I think what I had to learn early on was patience. Especially in practice, I always wanted things to happen quick. When we left, I wanted everything to be perfect. I realized that nobody is perfect. I think it’s just trusting the process, being patient and having a plan are the biggest things I’ve learned through the years.

Q. What have been your most difficult coaching moments?

Baker: It’s always a battle with Sherando. I’d be a fool if said it wasn’t some of those Sherando games, just making those decisions and battling out with Clarence [Smith] over there, also a great coach. It’s any inning that I have played against Sherando. It’s always a game you circle. It’s always a game you want to win. It’s a cross-town rival. Most of those kids play travel ball together. They want to win that game and you want to win it for them.

This year [with the season being canceled by the COVID-19], we’re getting ready to have [a ceremony] for the team. If I had to choose, that Friday night speech might be the hardest thing I’ve ever done as a coach to get through. I had three wonderful seniors this with Ivy (Rosenbery), Afton (Sykes) and Mackenzie (McCarty). McCarty is my All-Region outfielder that kind of flies under the radar, but she’s an outstanding player, too. … It was probably one of the best teams I’ve had at James Wood. That’s saying a lot because we have had some powerhouse teams. This year, I’m telling you we would have been really tough to deal with. It’s going to be hard standing up in front of those kids, have those three seniors stand next to me, hand out the awards and talk about what could have been.

Q. What have been your favorite coaching moments?

Baker: Any win against Sherando. Honestly, there have been a couple of great comebacks, but I think last year when Rebecca Boone hit the grand slam (in the first inning) and we came out on fire against Sherando and won it all. We kind of came out of the middle of the pack that season. We went through a little bit of injury problems and we were running around third place. We were basically thinking we were going to try to finish this thing in second and we ended up winning it all. That game was one of the highlights. Our kids came out on fire and scored a ton of runs early and we just cruised to a nice [8-2] victory there.

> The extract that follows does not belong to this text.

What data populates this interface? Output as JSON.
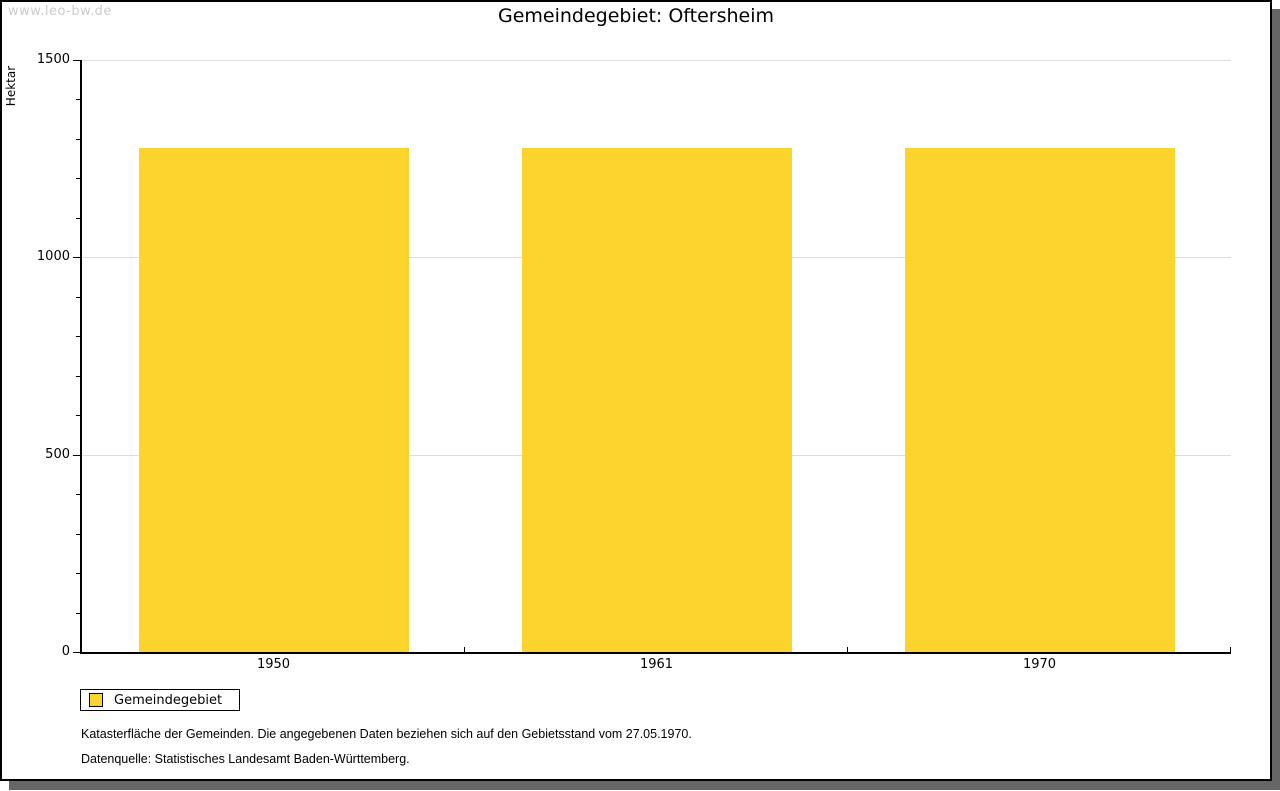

The other moment that stands out is that a few years ago we had to travel to [defending state champion] Carroll County (in 2016) for the regionals. James Wood got us a charter bus and we got on there and felt pretty good about ourselves. That was great experience. We lost that game down there (5-1), but you talk about a tough place to play. I had never heard so many cowbells. There must have been 100 cowbells ringing. They had barbeques everywhere. It was an intimidating place to walk into. … That was kind of a good-bad memory. We lost the game, but it is one of those that I will never forget, really, as I grow older. Making that trip down there on the charter bus was pretty special for the kids.

I also need to mention my assistant coaches Patrick Gibson and Steve Hicks. Without putting good people around you, I’m not who I am with all the wins we’ve had. They are two great coaches and they are a big part of that program, too. They’ve been with me from Day 1 on varsity.